Altro elemento si ricava dal tipo di caduta dei frammenti dell'aeromobile a seguito della decompressione esplosiva: se si fosse avuta la presenza di un ordigno a bordo i rottami dell'aereo si sarebbero concentrati in un'unica direzione in caduta sulla stessa traiettoria di volo; nel caso di specie, invece, i rottami si sono spostati da Ovest verso Est sulla stessa traiettoria del velivolo intercettatore, ad una velocità iniziale superiore a quella del DC9 ma simile a quella del velivolo intercettatore. Un ulteriore elemento a favore della certezza dell'abbattimento da parte di un missile si trae dalla presenza sulla scheggia di metallo rinvenuta in uno dei corpi delle vittime di tracce di composti estranei, in particolare di fosforo che è una sostanza riconducibile a carico di ordigni bellici. La scheggia appartiene al pannello di sostegno dei leveraggi del carrello, che è sito nella parte sottostante del velivolo.

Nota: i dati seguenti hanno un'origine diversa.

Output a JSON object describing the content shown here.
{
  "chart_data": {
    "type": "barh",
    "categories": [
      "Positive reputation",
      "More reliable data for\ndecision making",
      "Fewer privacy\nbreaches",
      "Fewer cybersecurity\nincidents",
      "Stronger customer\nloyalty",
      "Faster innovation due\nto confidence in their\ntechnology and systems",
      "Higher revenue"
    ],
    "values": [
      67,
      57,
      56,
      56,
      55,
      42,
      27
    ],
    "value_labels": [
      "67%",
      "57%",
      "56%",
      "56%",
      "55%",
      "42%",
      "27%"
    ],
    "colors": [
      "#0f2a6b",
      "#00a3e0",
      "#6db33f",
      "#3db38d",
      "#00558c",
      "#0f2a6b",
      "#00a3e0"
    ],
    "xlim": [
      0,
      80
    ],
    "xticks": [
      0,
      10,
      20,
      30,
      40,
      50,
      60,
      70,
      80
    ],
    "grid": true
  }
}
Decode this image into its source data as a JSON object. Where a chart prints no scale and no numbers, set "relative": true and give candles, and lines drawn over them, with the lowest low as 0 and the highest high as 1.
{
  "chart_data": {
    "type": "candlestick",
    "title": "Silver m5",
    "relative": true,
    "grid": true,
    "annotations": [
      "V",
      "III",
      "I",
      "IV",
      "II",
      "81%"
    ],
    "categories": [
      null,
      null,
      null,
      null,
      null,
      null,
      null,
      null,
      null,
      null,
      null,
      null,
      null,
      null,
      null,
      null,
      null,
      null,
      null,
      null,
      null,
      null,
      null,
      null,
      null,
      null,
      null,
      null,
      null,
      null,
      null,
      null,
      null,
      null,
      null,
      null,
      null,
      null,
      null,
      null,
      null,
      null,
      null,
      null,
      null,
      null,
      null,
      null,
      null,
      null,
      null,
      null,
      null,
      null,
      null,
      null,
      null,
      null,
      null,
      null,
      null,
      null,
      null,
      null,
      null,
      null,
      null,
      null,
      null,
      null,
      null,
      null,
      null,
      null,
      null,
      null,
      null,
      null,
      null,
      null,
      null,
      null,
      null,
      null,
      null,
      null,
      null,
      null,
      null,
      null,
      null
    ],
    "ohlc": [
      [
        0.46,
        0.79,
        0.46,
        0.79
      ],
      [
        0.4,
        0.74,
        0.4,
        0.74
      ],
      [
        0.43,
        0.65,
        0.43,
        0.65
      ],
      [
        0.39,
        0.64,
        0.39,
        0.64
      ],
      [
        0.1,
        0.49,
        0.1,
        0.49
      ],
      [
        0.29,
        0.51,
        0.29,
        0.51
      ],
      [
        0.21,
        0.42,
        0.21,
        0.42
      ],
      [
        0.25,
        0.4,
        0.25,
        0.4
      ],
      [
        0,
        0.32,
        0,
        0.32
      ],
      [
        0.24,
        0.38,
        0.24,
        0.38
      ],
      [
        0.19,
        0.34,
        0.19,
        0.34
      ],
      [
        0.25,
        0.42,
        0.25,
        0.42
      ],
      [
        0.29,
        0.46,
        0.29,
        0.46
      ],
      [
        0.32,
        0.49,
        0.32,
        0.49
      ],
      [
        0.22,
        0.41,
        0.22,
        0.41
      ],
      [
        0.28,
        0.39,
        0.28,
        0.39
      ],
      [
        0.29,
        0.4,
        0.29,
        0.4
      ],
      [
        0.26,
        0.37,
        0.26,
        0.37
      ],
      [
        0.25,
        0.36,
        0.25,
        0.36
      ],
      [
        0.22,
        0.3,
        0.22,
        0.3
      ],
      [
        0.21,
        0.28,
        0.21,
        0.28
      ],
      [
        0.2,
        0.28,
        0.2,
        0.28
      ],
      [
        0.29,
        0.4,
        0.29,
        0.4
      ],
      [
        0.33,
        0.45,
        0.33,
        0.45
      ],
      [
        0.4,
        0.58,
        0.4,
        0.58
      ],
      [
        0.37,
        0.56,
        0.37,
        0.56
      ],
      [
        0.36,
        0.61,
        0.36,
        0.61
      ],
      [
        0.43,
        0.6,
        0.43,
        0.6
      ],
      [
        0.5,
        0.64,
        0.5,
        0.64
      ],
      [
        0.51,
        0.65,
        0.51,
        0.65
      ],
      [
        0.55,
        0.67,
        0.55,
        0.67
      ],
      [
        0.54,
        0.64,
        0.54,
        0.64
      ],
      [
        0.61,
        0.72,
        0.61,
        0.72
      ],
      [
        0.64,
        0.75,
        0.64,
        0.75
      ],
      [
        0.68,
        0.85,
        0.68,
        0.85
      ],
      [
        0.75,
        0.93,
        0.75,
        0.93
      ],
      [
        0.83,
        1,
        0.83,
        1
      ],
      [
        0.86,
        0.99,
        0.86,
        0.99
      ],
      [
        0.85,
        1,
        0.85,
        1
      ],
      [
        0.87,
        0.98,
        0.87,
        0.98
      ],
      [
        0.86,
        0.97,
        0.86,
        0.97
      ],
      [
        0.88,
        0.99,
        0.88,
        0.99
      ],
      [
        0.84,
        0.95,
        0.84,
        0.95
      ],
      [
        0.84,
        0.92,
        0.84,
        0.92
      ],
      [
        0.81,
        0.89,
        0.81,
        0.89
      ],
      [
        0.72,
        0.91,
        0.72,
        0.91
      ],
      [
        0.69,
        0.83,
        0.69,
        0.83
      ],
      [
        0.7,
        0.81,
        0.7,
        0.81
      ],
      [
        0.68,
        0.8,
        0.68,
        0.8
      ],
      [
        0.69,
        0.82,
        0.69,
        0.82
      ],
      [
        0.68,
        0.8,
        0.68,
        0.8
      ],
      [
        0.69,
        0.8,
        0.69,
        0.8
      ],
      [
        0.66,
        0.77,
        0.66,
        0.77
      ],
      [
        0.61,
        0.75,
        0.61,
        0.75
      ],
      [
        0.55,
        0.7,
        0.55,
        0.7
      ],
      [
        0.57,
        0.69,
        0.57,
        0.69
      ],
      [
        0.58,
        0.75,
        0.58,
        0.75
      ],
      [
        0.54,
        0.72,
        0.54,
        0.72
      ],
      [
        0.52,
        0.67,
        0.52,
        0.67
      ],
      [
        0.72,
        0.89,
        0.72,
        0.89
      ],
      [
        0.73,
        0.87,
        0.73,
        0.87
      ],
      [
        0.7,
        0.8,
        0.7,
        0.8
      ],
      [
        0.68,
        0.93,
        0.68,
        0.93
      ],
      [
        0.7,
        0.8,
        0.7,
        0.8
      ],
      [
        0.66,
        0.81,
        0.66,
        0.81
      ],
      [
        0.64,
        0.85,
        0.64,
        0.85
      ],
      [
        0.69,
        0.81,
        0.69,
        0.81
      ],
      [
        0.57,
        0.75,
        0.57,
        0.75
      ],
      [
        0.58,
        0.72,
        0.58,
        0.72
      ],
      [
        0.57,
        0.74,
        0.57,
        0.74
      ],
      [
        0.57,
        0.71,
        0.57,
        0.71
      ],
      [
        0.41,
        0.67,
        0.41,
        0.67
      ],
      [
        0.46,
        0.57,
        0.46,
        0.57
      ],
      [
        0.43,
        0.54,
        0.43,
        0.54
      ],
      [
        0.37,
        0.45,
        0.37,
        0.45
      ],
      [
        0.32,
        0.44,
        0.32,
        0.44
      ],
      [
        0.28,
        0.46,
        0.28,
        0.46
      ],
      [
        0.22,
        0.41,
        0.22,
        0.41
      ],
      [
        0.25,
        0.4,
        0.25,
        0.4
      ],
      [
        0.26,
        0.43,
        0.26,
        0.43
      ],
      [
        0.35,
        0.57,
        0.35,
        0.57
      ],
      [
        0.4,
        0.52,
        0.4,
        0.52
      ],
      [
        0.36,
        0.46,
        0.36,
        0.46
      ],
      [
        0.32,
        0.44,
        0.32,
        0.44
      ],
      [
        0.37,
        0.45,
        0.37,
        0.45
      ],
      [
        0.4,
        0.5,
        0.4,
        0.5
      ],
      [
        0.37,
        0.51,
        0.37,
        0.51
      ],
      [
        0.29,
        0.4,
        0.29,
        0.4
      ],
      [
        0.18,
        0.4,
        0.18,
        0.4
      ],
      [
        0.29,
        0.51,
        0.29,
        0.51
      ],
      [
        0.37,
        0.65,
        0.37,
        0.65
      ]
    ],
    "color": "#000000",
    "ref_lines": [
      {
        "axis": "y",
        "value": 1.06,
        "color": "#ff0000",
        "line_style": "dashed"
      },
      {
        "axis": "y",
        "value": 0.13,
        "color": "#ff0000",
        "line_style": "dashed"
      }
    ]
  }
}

Ciò fa ritenere che si sia avuto un colpo dal basso verso l'alto e ciò in termine di certezza, in quanto la scheggia è stata violentemente proiettata dal basso verso l'alto nell'interno dell'aereo attingendo il corpo di uno dei passeggeri. La conferma della certezza di questa tesi si ricava altresì dalla decompressione esplosiva evidenziata dalla perizia medica sull'esame dei passeggeri, con riferimento ai tempi da zero a meno di mezzo secondo, cioè in termini di assoluta immediatezza, e quindi istantaneità della morte.
Gli organi di stampa, del resto, in particolare il quotidiano "Il Tempo" in vari articoli hanno divulgato la notizia secondo la quale l'abbattimento dell'aereo si verificò ad opera di un missile. Gli stessi articoli (del 13 e del 14 dicembre u.s. che produco) esprimono in termini di certezza la versione che io poi successivamente ho fornito al Ministro" (v. interrogatorio Davanzali Aldo, PM 18.12.80).